Magistrado ResponsávelCons. Messias Bento
Data da Resolução10 de Fevereiro de 1999
EmissorTribunal Constitucional (Port

Processo n.º 1103/98 ACÓRDÃO Nº 102/99 Conselheiro Messias Bento

Acordam na 3ª Secção do Tribunal Constitucional:

  1. Relatório:

    1. M.G.L.T., S.P.R.G., J.A.L., A.J.A.F., J.L.T.M.M. e M.A.T.M. recorrem para este Tribunal, ao abrigo da alínea b) do n.º 1 do artigo 70º da Lei do Tribunal Constitucional, do acórdão do Supremo Tribunal de Justiça, de 7 de Outubro de 1998, que negou provimento aos recursos que tinham interposto do acórdão da 1ª Vara Criminal de Lisboa, que os condenara em penas de prisão: a todos, pelo crime de tráfico de estupefacientes; e a alguns deles, também pelo de participação em associação criminosa.

      Também A.P.G.T.M., que fora igualmente condenada numa pena de prisão por aqueles dois ilícitos, recorreu daquele acórdão do Supremo Tribunal de Justiça.

      O respectivo recurso foi, no entanto, oportunamente, julgado deserto, por falta de alegações.

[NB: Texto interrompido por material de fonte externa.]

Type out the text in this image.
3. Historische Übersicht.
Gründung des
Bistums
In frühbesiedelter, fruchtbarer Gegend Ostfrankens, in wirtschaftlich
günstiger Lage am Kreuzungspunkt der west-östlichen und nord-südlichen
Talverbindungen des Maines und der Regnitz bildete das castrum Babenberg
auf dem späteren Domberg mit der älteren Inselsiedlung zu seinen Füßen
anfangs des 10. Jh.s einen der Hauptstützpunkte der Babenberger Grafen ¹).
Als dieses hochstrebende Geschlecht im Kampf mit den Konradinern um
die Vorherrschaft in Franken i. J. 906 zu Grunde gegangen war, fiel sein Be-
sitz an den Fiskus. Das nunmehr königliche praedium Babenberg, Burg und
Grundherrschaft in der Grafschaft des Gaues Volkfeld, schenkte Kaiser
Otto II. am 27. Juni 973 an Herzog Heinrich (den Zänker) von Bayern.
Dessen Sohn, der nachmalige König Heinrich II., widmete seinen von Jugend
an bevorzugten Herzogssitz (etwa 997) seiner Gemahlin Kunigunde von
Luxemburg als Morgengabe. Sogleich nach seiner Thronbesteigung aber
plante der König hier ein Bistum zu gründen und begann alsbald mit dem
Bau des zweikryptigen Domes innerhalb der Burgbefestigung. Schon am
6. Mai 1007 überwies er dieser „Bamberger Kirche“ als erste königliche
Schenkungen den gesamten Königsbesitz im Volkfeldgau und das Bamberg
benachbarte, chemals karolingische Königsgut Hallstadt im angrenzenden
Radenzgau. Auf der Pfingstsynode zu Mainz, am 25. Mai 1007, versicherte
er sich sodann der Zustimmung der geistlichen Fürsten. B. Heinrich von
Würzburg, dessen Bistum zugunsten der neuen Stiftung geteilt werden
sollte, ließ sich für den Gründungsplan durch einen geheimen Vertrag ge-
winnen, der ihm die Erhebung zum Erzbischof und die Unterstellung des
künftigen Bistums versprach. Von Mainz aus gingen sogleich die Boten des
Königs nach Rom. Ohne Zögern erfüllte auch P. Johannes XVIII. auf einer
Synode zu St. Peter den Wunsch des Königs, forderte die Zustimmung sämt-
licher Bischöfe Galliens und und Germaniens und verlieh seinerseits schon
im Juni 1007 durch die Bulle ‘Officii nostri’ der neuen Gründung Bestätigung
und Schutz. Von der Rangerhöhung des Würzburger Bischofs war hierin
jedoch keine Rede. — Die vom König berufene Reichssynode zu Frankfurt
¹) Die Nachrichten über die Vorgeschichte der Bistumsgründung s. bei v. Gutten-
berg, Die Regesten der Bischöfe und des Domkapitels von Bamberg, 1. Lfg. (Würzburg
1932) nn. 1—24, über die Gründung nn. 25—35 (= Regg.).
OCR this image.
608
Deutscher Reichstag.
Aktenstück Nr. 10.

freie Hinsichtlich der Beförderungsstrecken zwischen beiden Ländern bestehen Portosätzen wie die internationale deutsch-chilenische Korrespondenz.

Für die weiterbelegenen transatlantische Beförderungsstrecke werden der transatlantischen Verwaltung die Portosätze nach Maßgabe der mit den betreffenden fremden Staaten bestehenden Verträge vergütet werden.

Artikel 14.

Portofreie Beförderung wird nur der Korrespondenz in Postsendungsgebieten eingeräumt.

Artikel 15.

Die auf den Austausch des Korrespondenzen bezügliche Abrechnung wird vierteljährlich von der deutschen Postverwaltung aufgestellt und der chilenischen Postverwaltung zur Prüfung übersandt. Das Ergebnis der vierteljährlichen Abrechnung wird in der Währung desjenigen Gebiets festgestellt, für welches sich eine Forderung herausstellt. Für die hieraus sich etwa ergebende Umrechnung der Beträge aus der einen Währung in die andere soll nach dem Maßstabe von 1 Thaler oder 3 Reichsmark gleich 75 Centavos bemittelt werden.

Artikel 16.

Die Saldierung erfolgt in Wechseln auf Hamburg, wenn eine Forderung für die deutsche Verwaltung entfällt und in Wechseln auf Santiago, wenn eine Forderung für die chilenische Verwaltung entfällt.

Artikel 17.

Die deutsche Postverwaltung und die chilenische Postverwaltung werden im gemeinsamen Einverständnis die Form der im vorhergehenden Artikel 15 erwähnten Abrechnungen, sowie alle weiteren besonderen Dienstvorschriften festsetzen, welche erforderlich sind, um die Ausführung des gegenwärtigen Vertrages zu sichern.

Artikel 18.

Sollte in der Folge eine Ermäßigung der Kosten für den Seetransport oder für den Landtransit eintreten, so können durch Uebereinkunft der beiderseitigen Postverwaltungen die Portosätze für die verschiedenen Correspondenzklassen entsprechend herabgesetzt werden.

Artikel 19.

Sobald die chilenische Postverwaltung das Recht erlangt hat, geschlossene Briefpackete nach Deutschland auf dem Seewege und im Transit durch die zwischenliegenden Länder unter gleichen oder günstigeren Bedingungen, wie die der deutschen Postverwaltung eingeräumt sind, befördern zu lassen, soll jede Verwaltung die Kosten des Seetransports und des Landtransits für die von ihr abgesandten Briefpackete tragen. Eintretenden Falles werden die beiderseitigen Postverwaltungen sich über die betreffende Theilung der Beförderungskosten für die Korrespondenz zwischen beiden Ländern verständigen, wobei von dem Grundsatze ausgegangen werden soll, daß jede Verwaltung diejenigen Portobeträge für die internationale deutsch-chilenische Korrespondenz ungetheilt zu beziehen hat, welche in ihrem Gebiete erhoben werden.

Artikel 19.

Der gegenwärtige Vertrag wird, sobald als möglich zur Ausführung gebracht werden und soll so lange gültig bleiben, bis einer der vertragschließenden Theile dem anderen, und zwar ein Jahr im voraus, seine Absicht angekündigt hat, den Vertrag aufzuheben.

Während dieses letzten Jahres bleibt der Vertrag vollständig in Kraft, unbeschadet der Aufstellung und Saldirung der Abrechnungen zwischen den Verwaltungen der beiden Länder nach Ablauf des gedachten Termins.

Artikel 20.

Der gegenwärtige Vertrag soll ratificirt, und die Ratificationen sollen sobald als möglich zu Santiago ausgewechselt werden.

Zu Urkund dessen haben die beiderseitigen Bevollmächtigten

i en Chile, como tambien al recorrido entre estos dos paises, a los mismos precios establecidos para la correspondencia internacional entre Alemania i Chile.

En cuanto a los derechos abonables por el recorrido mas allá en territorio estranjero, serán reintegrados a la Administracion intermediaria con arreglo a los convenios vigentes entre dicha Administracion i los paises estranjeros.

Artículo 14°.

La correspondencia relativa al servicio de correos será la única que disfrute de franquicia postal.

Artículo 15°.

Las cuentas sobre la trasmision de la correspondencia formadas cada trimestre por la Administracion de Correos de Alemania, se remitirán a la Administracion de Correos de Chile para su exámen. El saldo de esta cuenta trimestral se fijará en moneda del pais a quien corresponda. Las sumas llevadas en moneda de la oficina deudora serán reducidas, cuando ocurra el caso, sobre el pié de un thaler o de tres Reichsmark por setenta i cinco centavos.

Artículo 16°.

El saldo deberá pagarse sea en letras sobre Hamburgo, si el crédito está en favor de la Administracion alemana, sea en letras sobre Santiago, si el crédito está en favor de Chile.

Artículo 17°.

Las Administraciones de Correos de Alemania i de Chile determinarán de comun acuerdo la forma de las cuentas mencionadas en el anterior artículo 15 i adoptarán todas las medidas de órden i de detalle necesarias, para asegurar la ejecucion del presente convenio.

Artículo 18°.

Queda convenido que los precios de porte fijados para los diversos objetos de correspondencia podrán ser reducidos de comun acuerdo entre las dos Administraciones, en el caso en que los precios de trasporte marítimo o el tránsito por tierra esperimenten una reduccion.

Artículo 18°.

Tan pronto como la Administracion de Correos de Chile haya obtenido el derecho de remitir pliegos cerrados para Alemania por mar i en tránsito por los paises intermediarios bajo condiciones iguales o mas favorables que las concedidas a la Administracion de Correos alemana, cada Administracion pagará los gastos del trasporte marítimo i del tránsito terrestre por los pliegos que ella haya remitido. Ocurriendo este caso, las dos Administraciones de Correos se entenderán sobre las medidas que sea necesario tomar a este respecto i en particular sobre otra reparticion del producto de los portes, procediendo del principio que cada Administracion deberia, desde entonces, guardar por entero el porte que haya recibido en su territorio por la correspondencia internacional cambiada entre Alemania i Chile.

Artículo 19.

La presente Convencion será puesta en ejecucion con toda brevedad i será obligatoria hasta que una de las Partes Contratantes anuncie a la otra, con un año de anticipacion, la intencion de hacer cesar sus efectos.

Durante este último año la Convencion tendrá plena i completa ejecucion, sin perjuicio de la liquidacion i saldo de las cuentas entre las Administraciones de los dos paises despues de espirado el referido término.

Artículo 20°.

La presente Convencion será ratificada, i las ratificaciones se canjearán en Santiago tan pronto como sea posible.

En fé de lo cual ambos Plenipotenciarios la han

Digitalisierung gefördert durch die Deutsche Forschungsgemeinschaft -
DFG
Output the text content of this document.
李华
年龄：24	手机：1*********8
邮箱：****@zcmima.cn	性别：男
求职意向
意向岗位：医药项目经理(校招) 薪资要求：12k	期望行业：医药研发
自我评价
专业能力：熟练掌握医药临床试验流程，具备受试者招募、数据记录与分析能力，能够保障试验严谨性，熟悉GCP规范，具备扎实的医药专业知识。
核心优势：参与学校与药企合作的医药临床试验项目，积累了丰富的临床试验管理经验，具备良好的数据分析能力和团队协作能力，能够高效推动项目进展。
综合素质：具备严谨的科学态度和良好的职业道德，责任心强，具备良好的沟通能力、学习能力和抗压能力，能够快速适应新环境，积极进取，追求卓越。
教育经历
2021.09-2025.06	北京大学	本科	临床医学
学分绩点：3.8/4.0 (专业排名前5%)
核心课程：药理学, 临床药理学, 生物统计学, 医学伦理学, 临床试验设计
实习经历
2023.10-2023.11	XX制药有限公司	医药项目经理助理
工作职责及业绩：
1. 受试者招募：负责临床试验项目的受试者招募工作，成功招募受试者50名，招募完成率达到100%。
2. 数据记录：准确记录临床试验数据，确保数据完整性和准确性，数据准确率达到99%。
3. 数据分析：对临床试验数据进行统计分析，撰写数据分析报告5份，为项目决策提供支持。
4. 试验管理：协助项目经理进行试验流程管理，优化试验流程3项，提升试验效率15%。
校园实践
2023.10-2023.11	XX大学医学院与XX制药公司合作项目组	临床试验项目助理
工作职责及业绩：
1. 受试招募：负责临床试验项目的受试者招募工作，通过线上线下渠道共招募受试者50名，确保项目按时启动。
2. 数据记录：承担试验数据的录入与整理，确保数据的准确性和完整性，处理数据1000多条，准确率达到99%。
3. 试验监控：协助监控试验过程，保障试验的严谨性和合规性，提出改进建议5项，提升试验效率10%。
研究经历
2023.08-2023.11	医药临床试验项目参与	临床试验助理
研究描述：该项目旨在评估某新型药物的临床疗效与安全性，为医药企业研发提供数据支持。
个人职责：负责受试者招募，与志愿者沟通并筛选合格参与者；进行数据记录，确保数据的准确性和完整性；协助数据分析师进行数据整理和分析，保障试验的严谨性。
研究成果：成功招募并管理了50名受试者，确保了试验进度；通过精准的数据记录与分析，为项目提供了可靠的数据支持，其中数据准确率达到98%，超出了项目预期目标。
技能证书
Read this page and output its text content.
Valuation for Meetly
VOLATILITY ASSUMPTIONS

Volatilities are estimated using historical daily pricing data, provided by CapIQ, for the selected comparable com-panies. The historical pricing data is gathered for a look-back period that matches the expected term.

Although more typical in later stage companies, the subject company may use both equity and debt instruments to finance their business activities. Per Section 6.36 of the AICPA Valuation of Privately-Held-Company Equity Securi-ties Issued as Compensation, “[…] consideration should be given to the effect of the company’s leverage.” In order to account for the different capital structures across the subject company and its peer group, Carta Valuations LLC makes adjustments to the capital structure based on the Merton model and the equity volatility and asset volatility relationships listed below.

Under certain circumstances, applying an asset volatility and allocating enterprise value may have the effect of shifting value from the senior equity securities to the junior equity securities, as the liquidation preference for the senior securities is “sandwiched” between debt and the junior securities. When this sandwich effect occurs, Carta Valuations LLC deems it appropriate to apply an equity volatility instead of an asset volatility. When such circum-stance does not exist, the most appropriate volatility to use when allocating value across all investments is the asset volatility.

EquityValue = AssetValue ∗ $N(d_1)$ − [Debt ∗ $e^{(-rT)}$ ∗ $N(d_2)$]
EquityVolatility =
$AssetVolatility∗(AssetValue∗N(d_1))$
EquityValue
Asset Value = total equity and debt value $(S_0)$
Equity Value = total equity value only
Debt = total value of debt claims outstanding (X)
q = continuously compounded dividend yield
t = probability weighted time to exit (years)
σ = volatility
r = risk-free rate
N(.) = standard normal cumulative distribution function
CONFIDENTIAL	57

      Pretendem os recorrentes que se aprecie a constitucionalidade das seguintes normas:

      (a). recorrente M.G.L.T.: da norma constante do artigo 374º, n.º 2, do Código de Processo Penal, ?se interpretado no sentido descrito da referida peça? (ou seja, no acórdão recorrido);

      (b). recorrente S.P.R.G.: das normas constantes dos artigos 21º e 28º do Decreto-Lei n.º 15/93, de 22 de Janeiro, e 30º do Código Penal;

      (c). recorrente J.A.L. da norma constante do artigo 433º do Código de Processo Penal, na seguinte interpretação: ?se, tendo existido arguição dos vícios a que alude o artigo 410º, n.º 2, alíneas a), b) e c), do Código de Processo Penal, em sede de apreciação dos referidos vícios, não se especificar a matéria provada no que a ele concerne?;

      (d). recorrente A.J. A. F.:

      (1). da norma constante do artigo 61º, n.º 1, alíneas b) e f), do Código de Processo Penal, ?com o sentido da desnecessidade de o arguido ser ouvido durante o inquérito sobre os factos que lhe imputam?; e

      (2). das normas constantes dos artigos 21º, 24º e 28º do Decreto-Lei n.º 15/93, de 22 de Janeiro, e do artigo 30º do Código Penal, ?com o sentido de que é possível o concurso real entre o crime de tráfico de estupefacientes agravado e o crime de associação criminosa?;

      (e). recorrente J.L.T.M.M.: da norma constante do artigo 374º, n.º 2, do Código de Processo Penal, interpretada ?de molde a considerar como não sendo necessário concretizar a relação existente entre os meios de prova que serviram para formar a convicção do tribunal e os respectivos factos (ou em relação à responsabilidade de cada arguido), sobre os quais a mesma incidiu?;

      (f). recorrente M.A.T.M.: da norma constante do artigo 374º, n.º 2, do Código de Processo Penal, interpretada ?de molde a considerar como não sendo necessário concretizar a relação existente entre os meios de prova que serviram para formar a convicção do tribunal e os respectivos factos (ou em relação à responsabilidade de cada arguido), sobre os quais a mesma incidiu?.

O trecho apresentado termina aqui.